Jim Rogers, founder of the Quantum Fund. “When we have a bear market, and we are going to have a bear market, it will be the worst in our lifetime.”

At 75, Rogers has seen a lot of market turmoil, including the financial crisis of 10 years ago, the dot-com debacle of 2000-02 and the 1987 crash. He told Bloomberg News in February that high debt will harm the economy. “Debt is everywhere, and it is much, much higher now,” he said.

Certainly, these pessimistic views are hardly gospel. Nostradamus doesn’t live on Wall Street. And some of these gentlemen have been wrong before.
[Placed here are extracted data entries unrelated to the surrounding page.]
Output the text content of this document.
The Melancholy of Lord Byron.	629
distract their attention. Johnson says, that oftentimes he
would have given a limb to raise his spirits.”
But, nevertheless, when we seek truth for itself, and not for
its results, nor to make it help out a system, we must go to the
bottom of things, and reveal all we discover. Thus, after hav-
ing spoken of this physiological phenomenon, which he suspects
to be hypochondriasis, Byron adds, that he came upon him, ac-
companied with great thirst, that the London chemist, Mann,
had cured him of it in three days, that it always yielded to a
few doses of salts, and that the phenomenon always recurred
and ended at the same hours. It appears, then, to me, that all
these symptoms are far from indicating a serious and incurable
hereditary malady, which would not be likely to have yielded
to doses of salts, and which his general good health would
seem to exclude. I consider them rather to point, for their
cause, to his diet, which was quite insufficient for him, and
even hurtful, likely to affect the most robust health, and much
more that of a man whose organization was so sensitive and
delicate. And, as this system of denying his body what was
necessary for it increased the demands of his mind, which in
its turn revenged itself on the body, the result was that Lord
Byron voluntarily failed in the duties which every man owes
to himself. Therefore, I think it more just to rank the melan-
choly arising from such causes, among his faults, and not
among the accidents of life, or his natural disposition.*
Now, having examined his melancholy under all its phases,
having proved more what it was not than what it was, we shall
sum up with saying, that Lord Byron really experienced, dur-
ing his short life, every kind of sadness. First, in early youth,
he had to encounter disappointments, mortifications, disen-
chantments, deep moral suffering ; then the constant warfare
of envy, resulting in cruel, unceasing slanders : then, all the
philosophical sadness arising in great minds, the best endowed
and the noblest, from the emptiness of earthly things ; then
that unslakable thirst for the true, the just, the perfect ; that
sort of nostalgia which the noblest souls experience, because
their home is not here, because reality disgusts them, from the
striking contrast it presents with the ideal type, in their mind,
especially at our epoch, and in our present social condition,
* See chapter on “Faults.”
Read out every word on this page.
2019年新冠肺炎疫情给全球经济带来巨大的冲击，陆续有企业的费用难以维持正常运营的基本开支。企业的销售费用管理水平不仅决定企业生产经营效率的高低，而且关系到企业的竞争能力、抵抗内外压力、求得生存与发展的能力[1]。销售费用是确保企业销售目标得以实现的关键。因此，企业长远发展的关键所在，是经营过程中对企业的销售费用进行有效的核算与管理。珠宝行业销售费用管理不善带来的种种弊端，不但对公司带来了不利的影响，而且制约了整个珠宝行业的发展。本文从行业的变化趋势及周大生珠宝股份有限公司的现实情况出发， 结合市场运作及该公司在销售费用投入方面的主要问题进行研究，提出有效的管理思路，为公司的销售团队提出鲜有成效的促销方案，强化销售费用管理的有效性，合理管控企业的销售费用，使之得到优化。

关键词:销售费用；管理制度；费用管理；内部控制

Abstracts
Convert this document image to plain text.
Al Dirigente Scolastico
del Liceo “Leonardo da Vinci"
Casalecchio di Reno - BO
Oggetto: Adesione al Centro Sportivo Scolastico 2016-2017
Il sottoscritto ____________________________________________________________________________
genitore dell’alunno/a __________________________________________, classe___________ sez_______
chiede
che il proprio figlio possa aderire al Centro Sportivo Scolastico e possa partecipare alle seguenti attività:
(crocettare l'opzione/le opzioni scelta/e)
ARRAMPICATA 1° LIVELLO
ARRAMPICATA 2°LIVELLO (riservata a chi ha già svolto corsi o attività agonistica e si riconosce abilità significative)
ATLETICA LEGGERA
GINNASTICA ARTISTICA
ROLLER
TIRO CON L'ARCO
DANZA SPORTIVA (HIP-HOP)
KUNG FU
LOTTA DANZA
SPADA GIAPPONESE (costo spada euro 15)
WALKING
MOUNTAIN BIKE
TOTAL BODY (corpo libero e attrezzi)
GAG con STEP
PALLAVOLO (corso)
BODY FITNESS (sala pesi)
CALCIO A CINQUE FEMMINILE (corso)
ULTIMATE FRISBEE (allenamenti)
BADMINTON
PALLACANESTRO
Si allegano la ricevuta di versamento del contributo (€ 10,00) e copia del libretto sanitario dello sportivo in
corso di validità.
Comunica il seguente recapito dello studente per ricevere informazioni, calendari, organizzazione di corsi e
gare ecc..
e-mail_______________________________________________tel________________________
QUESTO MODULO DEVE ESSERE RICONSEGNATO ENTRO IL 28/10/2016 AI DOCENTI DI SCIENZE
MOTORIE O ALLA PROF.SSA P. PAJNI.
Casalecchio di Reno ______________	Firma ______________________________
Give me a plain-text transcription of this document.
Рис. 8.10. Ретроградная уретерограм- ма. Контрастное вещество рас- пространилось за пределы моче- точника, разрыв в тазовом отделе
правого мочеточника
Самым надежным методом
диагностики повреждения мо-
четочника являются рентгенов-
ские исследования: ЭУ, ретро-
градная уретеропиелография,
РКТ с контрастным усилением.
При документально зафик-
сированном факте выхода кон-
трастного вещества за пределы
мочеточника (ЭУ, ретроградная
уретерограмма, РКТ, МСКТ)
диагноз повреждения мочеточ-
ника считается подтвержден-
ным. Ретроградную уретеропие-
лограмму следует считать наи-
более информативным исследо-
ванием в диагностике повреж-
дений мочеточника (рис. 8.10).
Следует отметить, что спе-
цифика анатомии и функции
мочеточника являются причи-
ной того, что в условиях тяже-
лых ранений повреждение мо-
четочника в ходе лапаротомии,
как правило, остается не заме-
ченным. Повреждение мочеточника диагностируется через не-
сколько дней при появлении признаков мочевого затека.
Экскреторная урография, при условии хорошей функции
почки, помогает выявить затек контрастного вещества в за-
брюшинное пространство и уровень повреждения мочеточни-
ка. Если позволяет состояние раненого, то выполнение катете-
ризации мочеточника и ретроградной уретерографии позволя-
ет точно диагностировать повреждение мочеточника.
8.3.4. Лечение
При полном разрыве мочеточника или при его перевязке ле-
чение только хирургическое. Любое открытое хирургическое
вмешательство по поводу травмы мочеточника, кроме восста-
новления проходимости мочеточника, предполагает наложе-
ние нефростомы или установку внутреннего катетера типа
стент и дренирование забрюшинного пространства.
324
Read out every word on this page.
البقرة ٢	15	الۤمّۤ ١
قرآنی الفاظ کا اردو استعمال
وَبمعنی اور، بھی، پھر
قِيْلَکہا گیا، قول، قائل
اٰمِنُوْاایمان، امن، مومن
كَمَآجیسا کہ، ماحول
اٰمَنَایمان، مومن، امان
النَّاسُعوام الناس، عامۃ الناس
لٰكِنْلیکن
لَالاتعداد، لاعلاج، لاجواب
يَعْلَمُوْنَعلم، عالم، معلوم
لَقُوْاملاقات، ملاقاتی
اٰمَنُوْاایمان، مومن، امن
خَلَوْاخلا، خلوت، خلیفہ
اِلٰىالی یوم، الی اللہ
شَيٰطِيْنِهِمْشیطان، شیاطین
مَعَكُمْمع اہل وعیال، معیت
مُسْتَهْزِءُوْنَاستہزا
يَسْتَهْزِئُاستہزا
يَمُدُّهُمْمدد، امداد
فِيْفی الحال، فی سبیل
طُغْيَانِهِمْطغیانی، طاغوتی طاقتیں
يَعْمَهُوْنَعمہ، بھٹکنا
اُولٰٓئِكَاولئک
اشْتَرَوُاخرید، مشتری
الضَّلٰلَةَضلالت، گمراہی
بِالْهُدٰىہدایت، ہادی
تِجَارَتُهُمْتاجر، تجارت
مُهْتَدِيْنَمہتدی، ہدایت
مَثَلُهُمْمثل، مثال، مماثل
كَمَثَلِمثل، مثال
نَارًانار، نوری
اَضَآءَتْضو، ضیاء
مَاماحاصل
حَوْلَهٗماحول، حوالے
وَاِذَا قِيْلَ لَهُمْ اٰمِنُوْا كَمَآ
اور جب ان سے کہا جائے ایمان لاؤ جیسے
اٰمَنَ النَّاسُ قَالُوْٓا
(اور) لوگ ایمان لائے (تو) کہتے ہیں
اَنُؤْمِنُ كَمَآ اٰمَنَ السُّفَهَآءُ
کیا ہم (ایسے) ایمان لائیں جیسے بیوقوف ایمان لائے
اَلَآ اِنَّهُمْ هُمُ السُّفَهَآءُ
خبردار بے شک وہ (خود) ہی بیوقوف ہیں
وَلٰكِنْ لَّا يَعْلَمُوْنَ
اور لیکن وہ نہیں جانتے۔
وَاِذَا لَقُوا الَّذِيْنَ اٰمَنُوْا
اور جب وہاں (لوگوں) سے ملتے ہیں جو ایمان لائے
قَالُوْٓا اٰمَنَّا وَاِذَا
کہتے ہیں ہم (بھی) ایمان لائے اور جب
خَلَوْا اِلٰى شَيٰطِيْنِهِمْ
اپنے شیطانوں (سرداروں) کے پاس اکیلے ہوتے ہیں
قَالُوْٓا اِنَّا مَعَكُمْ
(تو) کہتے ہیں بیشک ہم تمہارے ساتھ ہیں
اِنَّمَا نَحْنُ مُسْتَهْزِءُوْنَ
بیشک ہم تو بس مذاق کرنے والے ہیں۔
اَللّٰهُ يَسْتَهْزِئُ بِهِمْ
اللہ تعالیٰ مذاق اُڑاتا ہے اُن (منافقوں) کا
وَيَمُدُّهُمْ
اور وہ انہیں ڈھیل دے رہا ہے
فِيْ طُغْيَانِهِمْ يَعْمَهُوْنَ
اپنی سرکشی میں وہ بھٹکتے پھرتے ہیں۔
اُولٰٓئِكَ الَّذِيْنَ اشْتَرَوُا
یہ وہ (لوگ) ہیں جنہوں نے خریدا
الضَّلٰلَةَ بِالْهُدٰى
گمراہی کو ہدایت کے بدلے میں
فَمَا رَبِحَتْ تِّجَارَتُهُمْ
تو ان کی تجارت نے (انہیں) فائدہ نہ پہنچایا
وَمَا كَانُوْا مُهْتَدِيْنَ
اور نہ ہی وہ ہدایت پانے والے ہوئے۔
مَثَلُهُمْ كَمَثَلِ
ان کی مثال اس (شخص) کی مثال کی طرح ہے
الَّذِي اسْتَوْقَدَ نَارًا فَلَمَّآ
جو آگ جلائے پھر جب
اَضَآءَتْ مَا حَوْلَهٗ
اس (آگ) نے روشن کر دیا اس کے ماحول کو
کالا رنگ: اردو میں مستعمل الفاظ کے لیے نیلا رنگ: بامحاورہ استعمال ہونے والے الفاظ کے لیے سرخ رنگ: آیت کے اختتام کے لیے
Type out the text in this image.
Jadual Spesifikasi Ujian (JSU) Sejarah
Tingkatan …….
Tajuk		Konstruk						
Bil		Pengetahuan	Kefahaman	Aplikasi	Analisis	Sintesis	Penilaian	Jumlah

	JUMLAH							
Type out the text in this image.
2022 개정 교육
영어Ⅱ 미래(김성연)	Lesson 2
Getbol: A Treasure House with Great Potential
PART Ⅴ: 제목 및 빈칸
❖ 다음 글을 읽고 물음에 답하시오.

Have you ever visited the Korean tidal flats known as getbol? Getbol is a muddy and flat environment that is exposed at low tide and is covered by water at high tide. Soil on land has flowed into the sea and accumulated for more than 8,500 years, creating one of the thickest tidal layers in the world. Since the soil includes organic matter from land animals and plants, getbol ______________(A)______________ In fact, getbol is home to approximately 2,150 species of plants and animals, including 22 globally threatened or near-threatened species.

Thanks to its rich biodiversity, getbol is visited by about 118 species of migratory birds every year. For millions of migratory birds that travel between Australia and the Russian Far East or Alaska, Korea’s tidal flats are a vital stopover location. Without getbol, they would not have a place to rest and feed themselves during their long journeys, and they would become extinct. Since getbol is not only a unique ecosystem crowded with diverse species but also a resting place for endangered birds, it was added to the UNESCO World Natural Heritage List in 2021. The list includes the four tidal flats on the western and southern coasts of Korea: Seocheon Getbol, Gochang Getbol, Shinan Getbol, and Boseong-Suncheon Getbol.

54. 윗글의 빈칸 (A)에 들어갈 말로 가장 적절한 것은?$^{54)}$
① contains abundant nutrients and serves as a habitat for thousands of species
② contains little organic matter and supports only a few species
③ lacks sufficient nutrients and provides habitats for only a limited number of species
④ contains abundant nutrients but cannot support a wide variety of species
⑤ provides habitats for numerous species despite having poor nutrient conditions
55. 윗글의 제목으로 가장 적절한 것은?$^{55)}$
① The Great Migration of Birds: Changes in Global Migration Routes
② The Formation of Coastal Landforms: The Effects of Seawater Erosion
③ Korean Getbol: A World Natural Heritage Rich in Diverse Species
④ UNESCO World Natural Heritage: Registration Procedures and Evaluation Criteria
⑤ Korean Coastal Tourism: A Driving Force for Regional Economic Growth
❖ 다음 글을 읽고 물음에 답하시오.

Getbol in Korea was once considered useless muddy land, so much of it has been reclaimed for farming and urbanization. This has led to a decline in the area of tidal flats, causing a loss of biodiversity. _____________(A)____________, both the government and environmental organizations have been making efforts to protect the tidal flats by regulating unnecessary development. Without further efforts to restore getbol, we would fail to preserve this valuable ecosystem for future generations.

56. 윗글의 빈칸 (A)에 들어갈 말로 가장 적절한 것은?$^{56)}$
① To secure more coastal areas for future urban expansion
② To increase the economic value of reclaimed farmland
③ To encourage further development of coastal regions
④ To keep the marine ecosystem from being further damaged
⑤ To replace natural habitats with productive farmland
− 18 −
Bernanke said in March 2007 that the sub-prime mortgage mess could be “contained.” And Greenspan famously inveighed against the stock market’s “irrational exuberance” in 1996. If you listened to him then and exited stocks, you would rue your decision: The market had a fabulous run for the next four years. Rogers is a perma-bear about domestic stocks, who has been downbeat since the 1980s (he is famously enthusiastic about emerging markets, though).

As advisor Reppond pointed out, in all likelihood a slump is coming within two years. After all, this recovery and rising market are getting old. “If we believe a collapse in stock prices is coming, why not seek to lower that risk” by making sure you have a diversified portfolio that includes bonds.

Assuming that bonds don’t tank, as well, as some of the savants quoted here think is going to happen, you likely will survive it all.